Campbell Soup has begun the process of selling off a number of its brands, including its Arnott’s cookie and crackers business, as it looks to pay down the debt left in the wake of its acquisition of Snyder’s Lance earlier this year, people familiar with the matter tell CNBC.
The soup company had previously said it planned to sell its international and fresh food food businesses after a three-month review it announced after a string of poor quarterly results. It said focusing on its signature packaged food would help regain its financial footing. The decision came despite pressure from activist fund Third Point, which initially said the only justifiable outcome of the review was a sale to a strategic buyer. Third Point has since said it would also accept other moves for Campbell, including a breakup.
Campbell has sent out materials to tease the sale of its Australian Arnott’s biscuits business and Kelsen baked snacks that could fetch $2.5 billion to $3 billion from buyers.

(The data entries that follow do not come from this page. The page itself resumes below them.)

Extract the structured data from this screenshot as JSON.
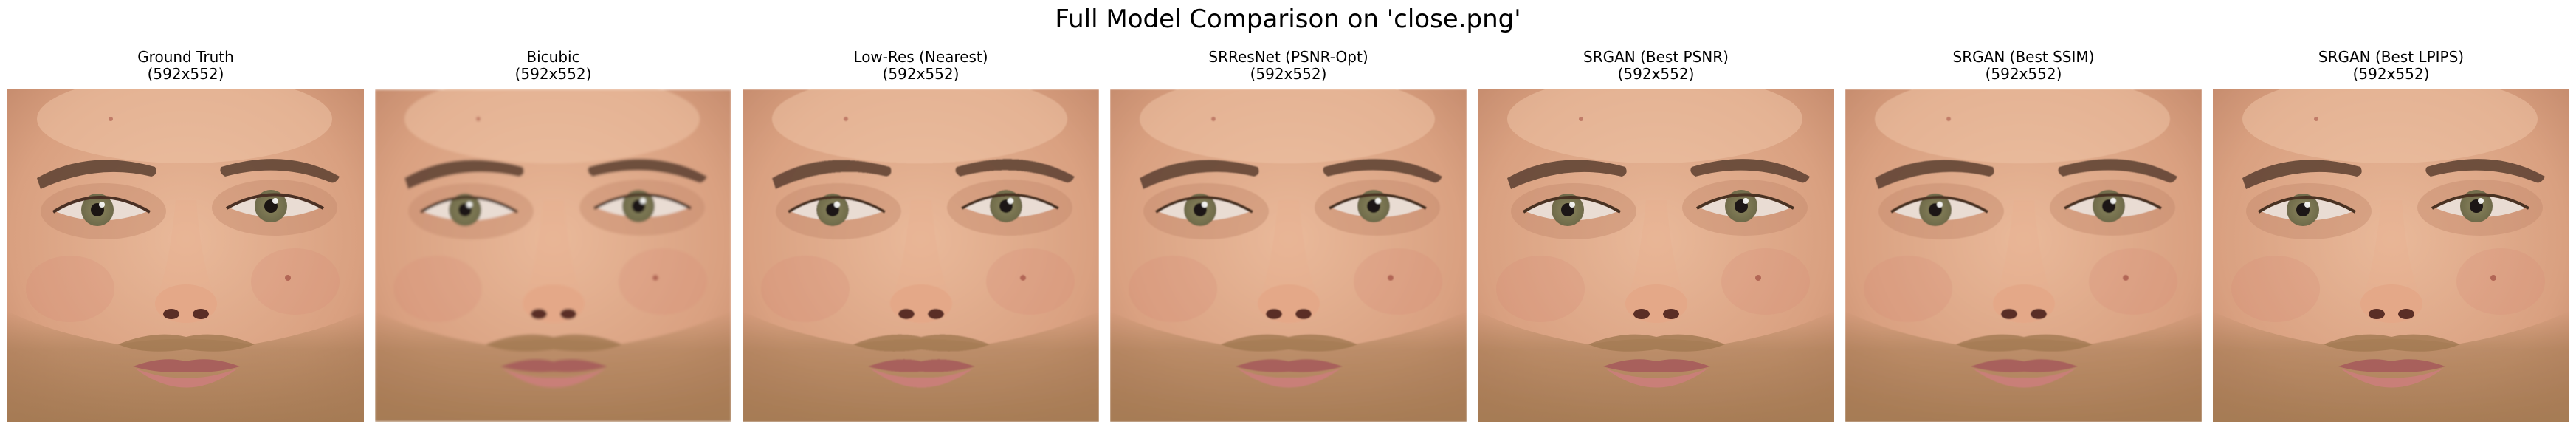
{
  "figure": {
    "title": "Full Model Comparison on 'close.png'"
  },
  "panels": [
    {
      "method": "Ground Truth",
      "size": "(592x552)",
      "blur": 0,
      "pixelated": false
    },
    {
      "method": "Bicubic",
      "size": "(592x552)",
      "blur": 1.6,
      "pixelated": false
    },
    {
      "method": "Low-Res (Nearest)",
      "size": "(592x552)",
      "blur": 0.9,
      "pixelated": true
    },
    {
      "method": "SRResNet (PSNR-Opt)",
      "size": "(592x552)",
      "blur": 0.9,
      "pixelated": false
    },
    {
      "method": "SRGAN (Best PSNR)",
      "size": "(592x552)",
      "blur": 0.3,
      "pixelated": false
    },
    {
      "method": "SRGAN (Best SSIM)",
      "size": "(592x552)",
      "blur": 0.4,
      "pixelated": false
    },
    {
      "method": "SRGAN (Best LPIPS)",
      "size": "(592x552)",
      "blur": 0.3,
      "pixelated": false
    }
  ],
  "colors": {
    "skin_light": "#e9b99a",
    "skin_mid": "#d9a080",
    "skin_shadow": "#c48a6c",
    "brow": "#5a3f30",
    "iris": "#6e6a4a",
    "pupil": "#1b1512",
    "beard": "#a07850",
    "lip": "#c97f78",
    "lip_dark": "#a8605c"
  },
  "icons": {
    "face_image": "face-photo"
  }
}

The biscuit and cracker maker is the largest in Australia and has therefore caught the eye of a number food companies that are eyeing global expansion as challenged U.S. grocers continue to exert their pressure.
Snacks have become increasingly important for food companies to buy as more and more people eat on-the-go and sales of grocery staples, like cereal, have slowed. In the U.S., though, there are few brands available to buy to move the needle for companies that generate billions in annual sales.
Arnott’s gives buyers a chance to buy a large business in an established market. Still, with Australia relatively isolated, it would also likely require a buyer with an existing global footprint and may also limit their ability to expand the brand further into other international markets like China, say people familiar with the industry.
Campbell expects to sign non-disclosure agreements for its international snack business in the next weeks, and will then begin to send out confidential materials, the people said. That will launch a formal sale process. While such processes take weeks, it remains possible a keenly interested party could expedite it by lobbing in a particularly high bid, some of the people said.
One likely consideration in the sale process is potential anti-trust issues due to Arnott’s hold on the Australian cookie market. Campbell is under pressure from activist investor Dan Loeb and his hedge fund Third Point, which have chastised it for poor performance, making it unlikely it will want to take on much risk that antitrust authorities could oppose a deal.